A post-1863 plan gives us a good level of detail as to the internal divisions of these two workshops. The northernmost building contained the sawmill (with both circular and vertical saws), bone mill, their attendant boiler room, blacksmith (with foundry), wood shed, and engineer store. The southern workshops, separated from the mill building by a mechanics’ yard, contained the carpenters, coopers and painters. This configuration apparently continued until the settlement’s close, with an 1870s plan showing the only change was to the southern building, where a basketmakers’ shop was opened next to that of the carpenters.

1.3 Winding Down

The penitentiary conversion and the construction of its attendant infrastructure was part of a wider growth in the 1850s which saw an unparalleled growth in infrastructure. The timber industry increased at an immense rate as men and material from the closed Cascades timber station were funneled back to Port Arthur. This resulted in the 1856 erection of the sawmill in the penitentiary workshops. Agriculture too took an upturn with the 1852 completion of the settlement farm. The penitentiary housed all the prisoners engaged in these vital tasks.

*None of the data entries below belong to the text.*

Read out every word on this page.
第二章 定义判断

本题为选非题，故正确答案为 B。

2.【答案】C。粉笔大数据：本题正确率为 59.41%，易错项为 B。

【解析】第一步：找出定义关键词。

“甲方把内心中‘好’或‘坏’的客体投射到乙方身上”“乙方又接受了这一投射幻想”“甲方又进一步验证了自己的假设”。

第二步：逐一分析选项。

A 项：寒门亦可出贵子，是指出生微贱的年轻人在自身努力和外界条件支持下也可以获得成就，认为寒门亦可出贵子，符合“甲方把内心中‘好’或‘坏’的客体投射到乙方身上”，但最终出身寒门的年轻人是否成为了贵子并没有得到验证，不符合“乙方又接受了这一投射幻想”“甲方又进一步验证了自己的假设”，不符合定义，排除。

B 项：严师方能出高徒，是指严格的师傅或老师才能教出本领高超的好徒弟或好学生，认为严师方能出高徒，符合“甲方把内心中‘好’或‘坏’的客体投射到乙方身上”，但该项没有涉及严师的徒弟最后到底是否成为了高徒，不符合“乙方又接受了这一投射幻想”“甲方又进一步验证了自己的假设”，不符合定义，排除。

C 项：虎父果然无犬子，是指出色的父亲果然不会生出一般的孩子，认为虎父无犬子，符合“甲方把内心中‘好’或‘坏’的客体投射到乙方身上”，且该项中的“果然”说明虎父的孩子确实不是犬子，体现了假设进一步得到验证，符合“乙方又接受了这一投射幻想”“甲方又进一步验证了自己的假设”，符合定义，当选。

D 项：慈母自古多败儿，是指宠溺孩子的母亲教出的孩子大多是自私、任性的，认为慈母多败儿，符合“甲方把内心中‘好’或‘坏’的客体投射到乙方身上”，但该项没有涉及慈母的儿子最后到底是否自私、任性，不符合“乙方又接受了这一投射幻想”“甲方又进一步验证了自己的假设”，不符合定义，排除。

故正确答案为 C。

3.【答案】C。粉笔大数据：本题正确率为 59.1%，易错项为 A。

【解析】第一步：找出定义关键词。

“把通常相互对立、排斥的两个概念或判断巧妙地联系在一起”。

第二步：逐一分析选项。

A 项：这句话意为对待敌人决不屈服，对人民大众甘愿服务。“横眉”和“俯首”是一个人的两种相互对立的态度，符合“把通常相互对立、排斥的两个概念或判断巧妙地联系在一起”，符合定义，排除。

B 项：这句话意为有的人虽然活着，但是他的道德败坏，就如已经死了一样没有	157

However, by the early 1860s, wind no longer filled the station’s sails. The 1853 cessation of transportation began to be felt during this decade, as colonial offenders began to be redirected through different punishment channels. Port Arthur was left with a population slowly ageing and becoming less effective. With the slow degeneration of the prisoner population, less and less reason to house convicts in the penitentiary could be found. The heavily manual occupation of timber-getting could no longer be carried out. Nor could the large-scale agricultural production. The penitentiary was not built to house paupers or invalids and eventually the remaining prisoners were shifted to the pauper and invalid accommodation.

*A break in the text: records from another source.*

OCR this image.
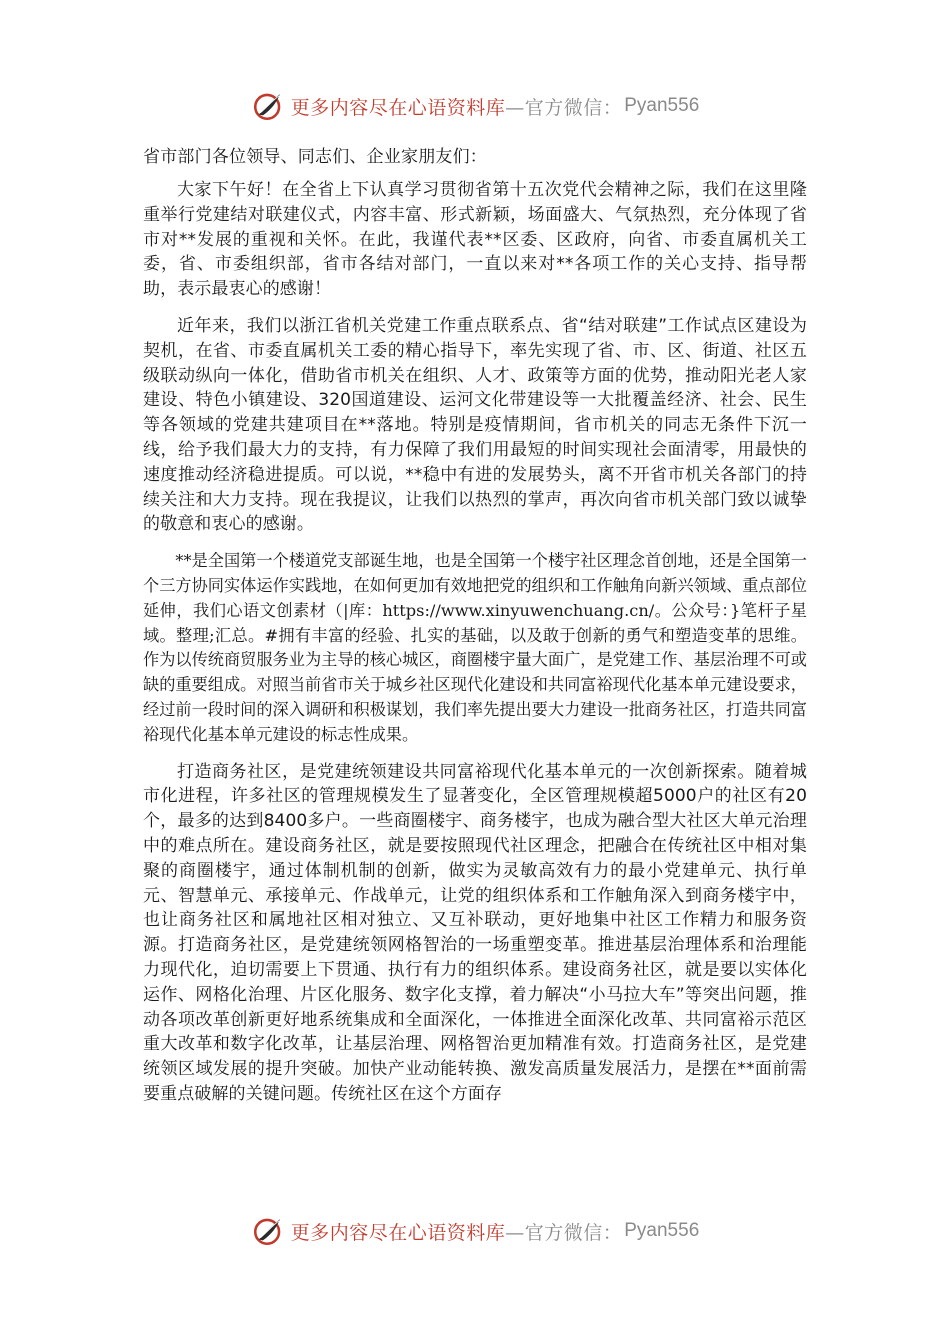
更多内容尽在心语资料库—官方微信： Pyan556

省市部门各位领导、同志们、企业家朋友们：

大家下午好！在全省上下认真学习贯彻省第十五次党代会精神之际，我们在这里隆重举行党建结对联建仪式，内容丰富、形式新颖，场面盛大、气氛热烈，充分体现了省市对**发展的重视和关怀。在此，我谨代表**区委、区政府，向省、市委直属机关工委，省、市委组织部，省市各结对部门，一直以来对**各项工作的关心支持、指导帮助，表示最衷心的感谢！

近年来，我们以浙江省机关党建工作重点联系点、省“结对联建”工作试点区建设为契机，在省、市委直属机关工委的精心指导下，率先实现了省、市、区、街道、社区五级联动纵向一体化，借助省市机关在组织、人才、政策等方面的优势，推动阳光老人家建设、特色小镇建设、320国道建设、运河文化带建设等一大批覆盖经济、社会、民生等各领域的党建共建项目在**落地。特别是疫情期间，省市机关的同志无条件下沉一线，给予我们最大力的支持，有力保障了我们用最短的时间实现社会面清零，用最快的速度推动经济稳进提质。可以说，**稳中有进的发展势头，离不开省市机关各部门的持续关注和大力支持。现在我提议，让我们以热烈的掌声，再次向省市机关部门致以诚挚的敬意和衷心的感谢。

**是全国第一个楼道党支部诞生地，也是全国第一个楼宇社区理念首创地，还是全国第一个三方协同实体运作实践地，在如何更加有效地把党的组织和工作触角向新兴领域、重点部位延伸，我们心语文创素材（|库：https://www.xinyuwenchuang.cn/。公众号：}笔杆子星域。整理;汇总。#拥有丰富的经验、扎实的基础，以及敢于创新的勇气和塑造变革的思维。作为以传统商贸服务业为主导的核心城区，商圈楼宇量大面广，是党建工作、基层治理不可或缺的重要组成。对照当前省市关于城乡社区现代化建设和共同富裕现代化基本单元建设要求，经过前一段时间的深入调研和积极谋划，我们率先提出要大力建设一批商务社区，打造共同富裕现代化基本单元建设的标志性成果。

打造商务社区，是党建统领建设共同富裕现代化基本单元的一次创新探索。随着城市化进程，许多社区的管理规模发生了显著变化，全区管理规模超5000户的社区有20个，最多的达到8400多户。一些商圈楼宇、商务楼宇，也成为融合型大社区大单元治理中的难点所在。建设商务社区，就是要按照现代社区理念，把融合在传统社区中相对集聚的商圈楼宇，通过体制机制的创新，做实为灵敏高效有力的最小党建单元、执行单元、智慧单元、承接单元、作战单元，让党的组织体系和工作触角深入到商务楼宇中，也让商务社区和属地社区相对独立、又互补联动，更好地集中社区工作精力和服务资源。打造商务社区，是党建统领网格智治的一场重塑变革。推进基层治理体系和治理能力现代化，迫切需要上下贯通、执行有力的组织体系。建设商务社区，就是要以实体化运作、网格化治理、片区化服务、数字化支撑，着力解决“小马拉大车”等突出问题，推动各项改革创新更好地系统集成和全面深化，一体推进全面深化改革、共同富裕示范区重大改革和数字化改革，让基层治理、网格智治更加精准有效。打造商务社区，是党建统领区域发展的提升突破。加快产业动能转换、激发高质量发展活力，是摆在**面前需要重点破解的关键问题。传统社区在这个方面存

更多内容尽在心语资料库—官方微信： Pyan556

This resulted in an attendant downturn in maintenance of the penitentiary complex, a fact that was borne out by the comments of a visitor in 1876, who noted that “…the wood-work and especially the flooring [of the day room and lavatory] was going to rack and ruin.” The degradation was complete by 1889, when a correspondent for the Tasmanian Mail, recorded how the ‘weatherboard erections’ adjacent to the penitentiary had completely collapsed and were overgrown with weeds. An 1889 survey plan shows the workshops area as completely vacant, the laundry and day room evidently still standing in some form or another.

The penitentiary was not sold in the 1889 land sales, the asking price of 800 pounds obviously being considered too high. The matter was taken out of everybody’s hands when, on December 31, 1897, the penitentiary was gutted by fires. The timber ablutions block and what remained of the laundry, would have stood no chance.

From that point on, the main issue was with the safety to tourists of the slowly degrading structure. No construction took place in the laundry and ablutions block, the space being left open until the late 1960s when, during 1967-71, a concerted works program was undertaken to stabilise the building. This saw the space being used for the parking of heavy machinery and storage of building materials.

The workshops space was witness to more activity. During the early 1930s a large wooden shed was built to house the museum pieces of William Radcliffe, storekeeper and landowner at Port Arthur. His museum, along with G.R. Eldridge’s museum, the Hotel Arthur (in the old Junior Medical Officer’s residence), the Commandant’s House hotel and a group of guides served the swarms of tourists visiting the site during the early 20th century.. Radcliffe filled his museum with curiosities dug up from around his property – including penitentiary space. With Radcliffe’s death in 1943, management passed to his widow, who moved the museum outside of the historic site. The old museum was then leveled in 1959 and left to grass over.